Наконец появились романтики, и «дикий» пейзаж отвоевал-таки свое давно ожидаемое законное место – порой это в какой-то степени доходило до абсурда: некоторые особенности пейзажа выпячивались настолько, что заслоняли собой все остальное. Но это был, безусловно, шаг вперед, впрочем, и тут вмешивалось пресловутое «очеловечивание» природы, отдаляя ее от реальной действительности. Словно можно было поставить природу в центр внимания, сделав ее ergon, или основным предметом художественного полотна, приподняв ее, сменив ее прежний, приниженный статус единственно доступным способом: в очередной раз «очеловечив» горы, реки, ручьи, скалы и леса, использовав их как заменители человеческих лиц и человеческих эмоций. Мы говорим о том, что тот или иной художник «схватил» сходство, и забываем о древних магических силах, о тайной одержимости, имплицитно присутствующей в этом выражении и совершенно явной, например, в искусстве палеолита. «Схватывая» тот или иной образ природы в нашем куда более сознательном и разумном искусстве, мы невольно снова и снова подтверждаем ту мысль, что природа – наша служанка, что мы пользуемся ею. Это, впрочем, все же лучше, чем ее прямая эксплуатация и уничтожение, однако история уже показала нам, что воспроизведение красот природы «в человеческом обличье» дало исключительно малые результаты в плане приостановления процесса того постоянного насилия, которое над природой осуществляется, а также – загрязнения окружающей среды, что и вовсе существует за рамками искусства. Мы наконец соблаговолили заметить природу и решили использовать ее для увековечивания себя любимых! Что уж тут скажешь.

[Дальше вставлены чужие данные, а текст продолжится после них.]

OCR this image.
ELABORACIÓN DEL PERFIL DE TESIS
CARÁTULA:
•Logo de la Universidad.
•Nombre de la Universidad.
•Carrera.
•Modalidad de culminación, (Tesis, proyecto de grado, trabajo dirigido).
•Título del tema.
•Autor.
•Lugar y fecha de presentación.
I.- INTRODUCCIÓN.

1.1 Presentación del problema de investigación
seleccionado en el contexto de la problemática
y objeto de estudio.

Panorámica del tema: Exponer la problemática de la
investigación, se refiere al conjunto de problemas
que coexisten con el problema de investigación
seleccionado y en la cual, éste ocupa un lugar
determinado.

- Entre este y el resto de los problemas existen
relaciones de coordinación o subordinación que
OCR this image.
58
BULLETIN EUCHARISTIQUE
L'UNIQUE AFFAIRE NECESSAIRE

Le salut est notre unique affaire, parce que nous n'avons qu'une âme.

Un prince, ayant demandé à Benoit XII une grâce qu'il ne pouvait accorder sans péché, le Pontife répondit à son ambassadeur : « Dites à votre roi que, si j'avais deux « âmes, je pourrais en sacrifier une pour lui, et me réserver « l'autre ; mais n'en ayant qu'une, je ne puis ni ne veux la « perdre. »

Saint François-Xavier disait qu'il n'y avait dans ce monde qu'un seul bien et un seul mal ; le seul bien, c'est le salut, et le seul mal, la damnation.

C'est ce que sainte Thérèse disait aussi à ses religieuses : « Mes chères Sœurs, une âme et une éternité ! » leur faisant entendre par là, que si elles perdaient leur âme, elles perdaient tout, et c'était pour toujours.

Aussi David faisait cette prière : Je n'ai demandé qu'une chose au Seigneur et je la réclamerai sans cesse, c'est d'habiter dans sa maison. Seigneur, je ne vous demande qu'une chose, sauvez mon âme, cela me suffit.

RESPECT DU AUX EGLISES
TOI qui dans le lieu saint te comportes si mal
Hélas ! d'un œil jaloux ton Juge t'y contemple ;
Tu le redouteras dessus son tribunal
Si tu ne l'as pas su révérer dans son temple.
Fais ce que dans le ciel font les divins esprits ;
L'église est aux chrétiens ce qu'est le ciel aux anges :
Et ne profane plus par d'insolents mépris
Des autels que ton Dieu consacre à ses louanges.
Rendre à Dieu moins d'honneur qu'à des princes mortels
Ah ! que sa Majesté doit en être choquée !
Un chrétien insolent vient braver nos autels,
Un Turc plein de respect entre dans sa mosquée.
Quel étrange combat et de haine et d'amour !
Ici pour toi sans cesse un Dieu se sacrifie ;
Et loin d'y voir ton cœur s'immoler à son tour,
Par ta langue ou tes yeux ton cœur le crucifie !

Я отнюдь не утверждаю, впрочем, что большая часть пейзажистов совсем не испытывает любви или каких-либо иных искренних чувств по отношению к объекту своего творчества. Однако именно эта их приверженность и таит в себе ловушку (не говоря обо всех тех ловушках, которые уже были мною упомянуты), ибо явно сочетается со стремлением доставлять удовольствие публике в соответствии с ее вкусами и получать за это деньги. Если вам захочется изобразить нечто, глубоко затронувшее вашу душу, вы, разумеется, постараетесь сделать это как можно лучше; но даже и при самых лучших побуждениях с вашей стороны это почти неизбежно приведет лишь к еще одному искажению реальности, ибо вы невольно попытаетесь «продать» изображенное вами так, как продают свои изделия промышленники, то есть «подать» все в самом выигрышном свете. И опять же я отнюдь не утверждаю, что пейзажисты немедленно должны начать изображать только самые гнусные пейзажи; но, как мне представляется, они постоянно сталкиваются с некоей дилеммой и инстинктивно избегают всего безобразного, заурядного, скучного или же, если предмет необычайно прекрасен внутренне, подыскивают наиболее удачный ракурс, оптимальное освещение, погоду и так далее. Даже на самом скромном любительском уровне мы стараемся «не заметить» телефонные провода, автомобили, людей; все это только «портит» пейзаж, нарушая в высшей степени устраивающий нас идеал фотографии. Но это процесс исключительно селективный и может вскоре дегенерировать в привычку фотографа использовать свой разум и опыт, как бы мал он ни был, протестуя при этом против истины и реальной действительности во время съемки того или иного пейзажа.